— Это я его сюда привел, мне самому было не подняться, — заступился добряк Сабилович за своего кассира. — Идите, пан Иероним, идите, мы сейчас открываем.
Прокурист повел Спеванкевича за перегородку с окошечком номер семнадцать и высыпал перед ним на стол груду пачек с деньгами. В банке навели уже порядок, служащие сидели на местах. Полиция покидала здание, вылезая из всех щелей. Величественно прошествовал через зал в своей ливрее швейцар Дионизий Шубец, он направился к монументальной входной двери.
В три часа дня, когда банк закрыли, Спеванкевич вышел из дверей и очутился в новом, незнакомом ему городе. Он видел и знал, что это Маршалковская улица, но банальная и скучная Маршалковская, лишенная характера и стиля, улица магазинов и трамваев, исчезла без следа.
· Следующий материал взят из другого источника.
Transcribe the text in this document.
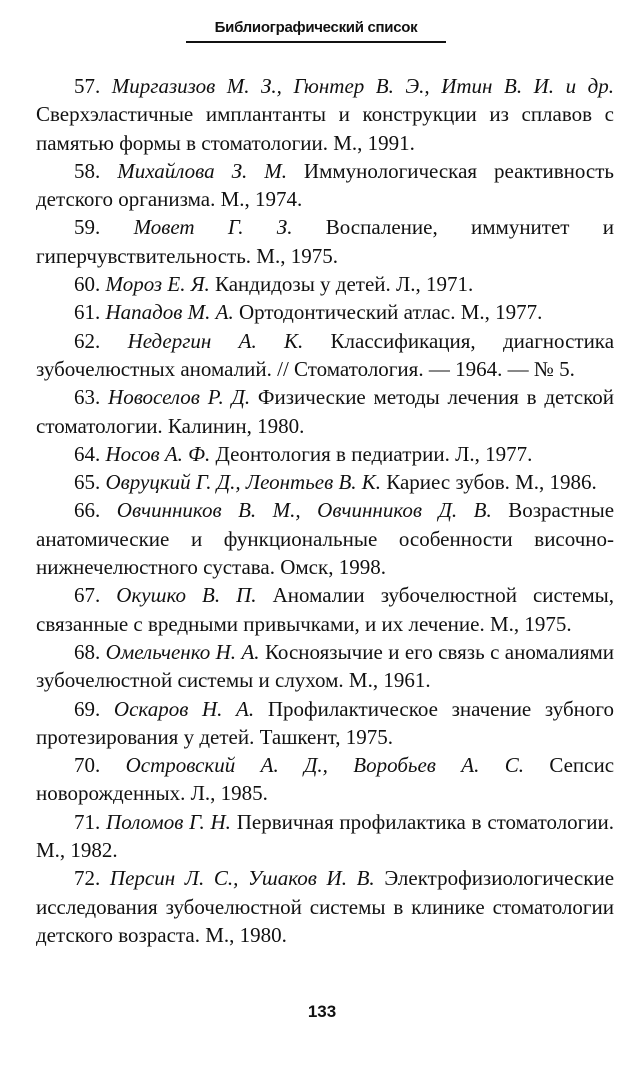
Библиографический список

57. Миргазизов М. З., Гюнтер В. Э., Итин В. И. и др. Сверхэластичные имплантанты и конструкции из сплавов с памятью формы в стоматологии. М., 1991.

58. Михайлова З. М. Иммунологическая реактивность детского организма. М., 1974.

59. Мовет Г. З. Воспаление, иммунитет и гиперчувствительность. М., 1975.

60. Мороз Е. Я. Кандидозы у детей. Л., 1971.

61. Нападов М. А. Ортодонтический атлас. М., 1977.

62. Недергин А. К. Классификация, диагностика зубочелюстных аномалий. // Стоматология. — 1964. — № 5.

63. Новоселов Р. Д. Физические методы лечения в детской стоматологии. Калинин, 1980.

64. Носов А. Ф. Деонтология в педиатрии. Л., 1977.

65. Овруцкий Г. Д., Леонтьев В. К. Кариес зубов. М., 1986.

66. Овчинников В. М., Овчинников Д. В. Возрастные анатомические и функциональные особенности височно-нижнечелюстного сустава. Омск, 1998.

67. Окушко В. П. Аномалии зубочелюстной системы, связанные с вредными привычками, и их лечение. М., 1975.

68. Омельченко Н. А. Косноязычие и его связь с аномалиями зубочелюстной системы и слухом. М., 1961.

69. Оскаров Н. А. Профилактическое значение зубного протезирования у детей. Ташкент, 1975.

70. Островский А. Д., Воробьев А. С. Сепсис новорожденных. Л., 1985.

71. Поломов Г. Н. Первичная профилактика в стоматологии. М., 1982.

72. Персин Л. С., Ушаков И. В. Электрофизиологические исследования зубочелюстной системы в клинике стоматологии детского возраста. М., 1980.

133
Вместо нее сияло, кипело красками, гремело радостью нечто новое и великолепное. Все звуки города: говор, шарканье бесчисленных ног, крики газетчиков, сйующих с вечерним выпуском, грохот и звонки трамваев, гудки автомобилей слились как бы в одну мелодию — в безоблачный гимн счастью. Спеванкевич смотрел с изумлением по сторонам, не понимая перемены. Все лица дышали скульптурной красотой и в то же время, несмотря на бесконечность человеческого потока, были своеобразны, неповторимы. Взгляды бесчисленных глаз ласково овевали его на ходу, проникали в самое сердце, точно говорили: «Мы живем, и ты живи, мы братья!..» Каждый был изящен в каждом своем движении и шел словно танцуя, каждый в этой толпе был незауряден и красив, а главное — добр. Не было здесь посторонних людей, холодных, замкнутых в себе, — безжалостных эгоистов, которые проходят мимо чужой беды, отчаяния и одиночества. Да, это Маршалковская, но такая, какой она будет, когда сменится не меньше пятидесяти поколений, Маршалковская через две тысячи лет, после неисчислимых превращений, улица, которую заполнят далекие от нас, не появившиеся еще на свет человеческие существа из иного, более совершенного мира — мираж, возникший из бездны будущего и отраженный в сегодняшнем дне.
Спеванкевич знал: он смело может заговорить с любым, его поймут с первого слова. Незнакомый человек приласкает его, введет в свой дом, признает в нем брата. Каждая женщина улыбалась ему, как сестра, а может, возлюбленная, и все они принадлежат ему.
Долго шел он, ошеломленный, опьяненный непостижимым счастьем, и вдруг понял что-то… Его охватил покой до сих пор неведомый, ощущение присутствия на земле, общности с людьми и жизнью. Впервые за долгие годы почувствовал он тепло доброты и достоинство человека… А тот, его двойник — выродок, злой дух, куда-то бесследно исчез, сгорел в катаклизме только что промчавшихся часов, мучительных, неправдоподобных, как ночной кошмар. Он обособился, отделился от него, как отделяется от тела грязное, ветхое рубище. Да будет он проклят и забыт! Нет, это не мимолетное настроение, не радость зверя, с какой тот вырывается на свободу из смертельной западни. В адской муке, в бесславии позора, затравленный и униженный, загнанный в угол, он познал в самом себе чудо.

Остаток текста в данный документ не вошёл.